Item: Kraft Sandwich Shop Chipotle Mayo
Price: $2.59
Size: 12 ounces
Purchased at: Target
Rating: 9 out of 10
Pros: Damn good. Makes a boring sandwich a “gourmet” sandwich with one little squirt. Doesn’t have that globby mayonnaise appearance. Malt liquor flowing from fountains. Argyle sweaters.
Cons: No fat-free version available yet. Olive loaf. Paladins turning tricks. Macaroni and Cheese loaf. Watching golf.

17 thoughts on “REVIEW: Kraft Sandwich Shop Chipotle Mayo

  1. I don’t think I’d ever want to lick mayo off of a woman’s body, even a chipotle-flavored one. Chocolate pudding on the other hand…

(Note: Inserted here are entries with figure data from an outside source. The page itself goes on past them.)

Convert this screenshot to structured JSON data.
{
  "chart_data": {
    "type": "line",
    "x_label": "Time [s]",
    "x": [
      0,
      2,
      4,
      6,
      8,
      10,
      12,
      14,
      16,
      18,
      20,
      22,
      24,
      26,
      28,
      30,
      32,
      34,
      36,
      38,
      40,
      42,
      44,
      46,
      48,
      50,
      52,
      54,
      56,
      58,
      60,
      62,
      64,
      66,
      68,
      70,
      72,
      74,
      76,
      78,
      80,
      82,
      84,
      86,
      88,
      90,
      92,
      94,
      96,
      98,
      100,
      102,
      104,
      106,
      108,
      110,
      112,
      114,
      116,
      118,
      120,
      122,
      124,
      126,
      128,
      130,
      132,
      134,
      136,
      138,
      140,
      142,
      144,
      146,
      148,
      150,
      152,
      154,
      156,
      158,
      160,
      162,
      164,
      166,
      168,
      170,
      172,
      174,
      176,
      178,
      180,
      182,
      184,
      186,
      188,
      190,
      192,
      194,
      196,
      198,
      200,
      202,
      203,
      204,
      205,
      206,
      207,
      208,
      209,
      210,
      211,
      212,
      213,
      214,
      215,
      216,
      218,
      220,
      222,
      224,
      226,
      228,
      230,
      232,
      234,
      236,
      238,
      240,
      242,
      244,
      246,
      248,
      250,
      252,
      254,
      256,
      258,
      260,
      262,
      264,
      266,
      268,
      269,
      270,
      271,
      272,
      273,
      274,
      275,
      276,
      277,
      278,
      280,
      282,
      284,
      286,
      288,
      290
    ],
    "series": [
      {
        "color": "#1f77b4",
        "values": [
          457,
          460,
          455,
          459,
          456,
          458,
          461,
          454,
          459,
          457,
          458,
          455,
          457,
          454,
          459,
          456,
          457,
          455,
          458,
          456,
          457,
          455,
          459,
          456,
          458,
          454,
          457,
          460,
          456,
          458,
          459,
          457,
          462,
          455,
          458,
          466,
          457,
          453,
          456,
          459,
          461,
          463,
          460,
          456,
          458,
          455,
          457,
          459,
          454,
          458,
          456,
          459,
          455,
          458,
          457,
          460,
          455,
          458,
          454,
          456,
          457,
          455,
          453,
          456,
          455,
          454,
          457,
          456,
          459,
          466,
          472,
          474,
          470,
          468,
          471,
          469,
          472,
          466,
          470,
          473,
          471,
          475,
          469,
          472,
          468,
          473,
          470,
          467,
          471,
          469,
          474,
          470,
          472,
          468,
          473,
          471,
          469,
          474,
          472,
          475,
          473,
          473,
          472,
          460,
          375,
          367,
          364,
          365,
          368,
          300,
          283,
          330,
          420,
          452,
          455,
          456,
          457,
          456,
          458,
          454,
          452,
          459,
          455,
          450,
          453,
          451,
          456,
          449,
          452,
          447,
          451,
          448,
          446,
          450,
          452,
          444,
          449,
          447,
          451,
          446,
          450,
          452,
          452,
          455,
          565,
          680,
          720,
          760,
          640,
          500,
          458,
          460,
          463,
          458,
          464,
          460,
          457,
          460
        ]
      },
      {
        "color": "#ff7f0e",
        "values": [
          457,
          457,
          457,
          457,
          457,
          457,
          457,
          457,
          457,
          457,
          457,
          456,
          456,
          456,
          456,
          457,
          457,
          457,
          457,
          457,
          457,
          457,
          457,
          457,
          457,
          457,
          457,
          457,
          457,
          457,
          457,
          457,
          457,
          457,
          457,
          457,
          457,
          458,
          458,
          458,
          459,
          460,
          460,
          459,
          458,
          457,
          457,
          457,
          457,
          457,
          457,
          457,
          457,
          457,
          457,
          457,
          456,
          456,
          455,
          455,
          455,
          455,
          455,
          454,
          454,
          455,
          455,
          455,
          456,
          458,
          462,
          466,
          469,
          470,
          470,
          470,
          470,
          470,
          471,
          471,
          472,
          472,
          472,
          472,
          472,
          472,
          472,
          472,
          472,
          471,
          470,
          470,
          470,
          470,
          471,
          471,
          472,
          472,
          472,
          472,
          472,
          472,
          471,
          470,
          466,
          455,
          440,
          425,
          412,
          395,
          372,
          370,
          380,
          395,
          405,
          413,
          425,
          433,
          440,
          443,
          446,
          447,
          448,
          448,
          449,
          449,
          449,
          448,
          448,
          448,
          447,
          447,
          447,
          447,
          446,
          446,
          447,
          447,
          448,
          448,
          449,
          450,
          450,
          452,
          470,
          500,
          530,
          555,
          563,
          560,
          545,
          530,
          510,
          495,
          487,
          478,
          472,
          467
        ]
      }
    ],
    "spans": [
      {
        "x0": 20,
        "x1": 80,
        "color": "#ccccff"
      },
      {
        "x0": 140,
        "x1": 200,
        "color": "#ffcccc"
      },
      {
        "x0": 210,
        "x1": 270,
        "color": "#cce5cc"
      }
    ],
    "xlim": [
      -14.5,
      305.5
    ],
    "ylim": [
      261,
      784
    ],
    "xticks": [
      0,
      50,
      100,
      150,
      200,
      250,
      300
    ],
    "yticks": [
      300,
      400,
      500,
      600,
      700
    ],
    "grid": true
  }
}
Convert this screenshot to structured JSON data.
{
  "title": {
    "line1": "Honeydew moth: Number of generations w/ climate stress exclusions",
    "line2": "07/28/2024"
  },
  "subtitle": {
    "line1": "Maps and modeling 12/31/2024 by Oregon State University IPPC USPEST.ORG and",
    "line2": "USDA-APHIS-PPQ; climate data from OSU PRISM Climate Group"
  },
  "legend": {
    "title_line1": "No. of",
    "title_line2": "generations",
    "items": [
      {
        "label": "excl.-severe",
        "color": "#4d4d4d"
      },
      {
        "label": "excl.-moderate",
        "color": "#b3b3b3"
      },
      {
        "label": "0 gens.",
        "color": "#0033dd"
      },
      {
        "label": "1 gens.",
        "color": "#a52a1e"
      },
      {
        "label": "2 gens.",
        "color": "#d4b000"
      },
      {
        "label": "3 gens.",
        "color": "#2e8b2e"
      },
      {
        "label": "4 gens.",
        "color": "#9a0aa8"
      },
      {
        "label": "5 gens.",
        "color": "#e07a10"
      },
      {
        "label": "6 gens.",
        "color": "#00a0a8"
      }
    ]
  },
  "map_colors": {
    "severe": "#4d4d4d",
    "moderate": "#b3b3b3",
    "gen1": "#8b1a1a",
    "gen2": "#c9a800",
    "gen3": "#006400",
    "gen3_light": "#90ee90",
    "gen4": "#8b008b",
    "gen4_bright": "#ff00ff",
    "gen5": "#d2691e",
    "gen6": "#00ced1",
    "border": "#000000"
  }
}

  2. I am not a huge mayo fan but when I was in Europe I discovered the love of ketchup and mayo with my fries. So this would spicy it up a notch…yummm

  3. You forgot the most disgusting loaf of them all, the one known as “souse loaf.”

    Look it up. Just not while you’re eating.

    1. @Buick: You know what else is hilarious? An employee of Kraft pretending to be a random commenter and not an employee of Kraft so that they can leave a comment promoting their YouTube channel. I’m on to you, Kraft.

  4. I say this as someone who worked in several different sandwich shops/delis in my formative years – For it to be true sandwich shop mayo, it has to sit out on the counter, uncovered, through the lunch rush, so that the congealed skin that begins to form on the surface can be stirred back into the mayo “for added flavor”.

    Kraft? Whatcha got?

  5. Thank you for letting me know about this. Chipotle Mayo in a convenient squeeze bottle is one of the greatest things to happen to me in recent history.

  6. World of Warcraft references FTW! 😀

    I’ve become a bit of a ‘Chipotle Ranch’ salad dressing fiend at the work cafeteria…

    1. Your You’re right. I missed those. I suck as an editor. I shall commit seppuku right now and live with my shame forever. Oh wait, I haven’t watched all the season finales I wanted to watch. My seppuku shall wait.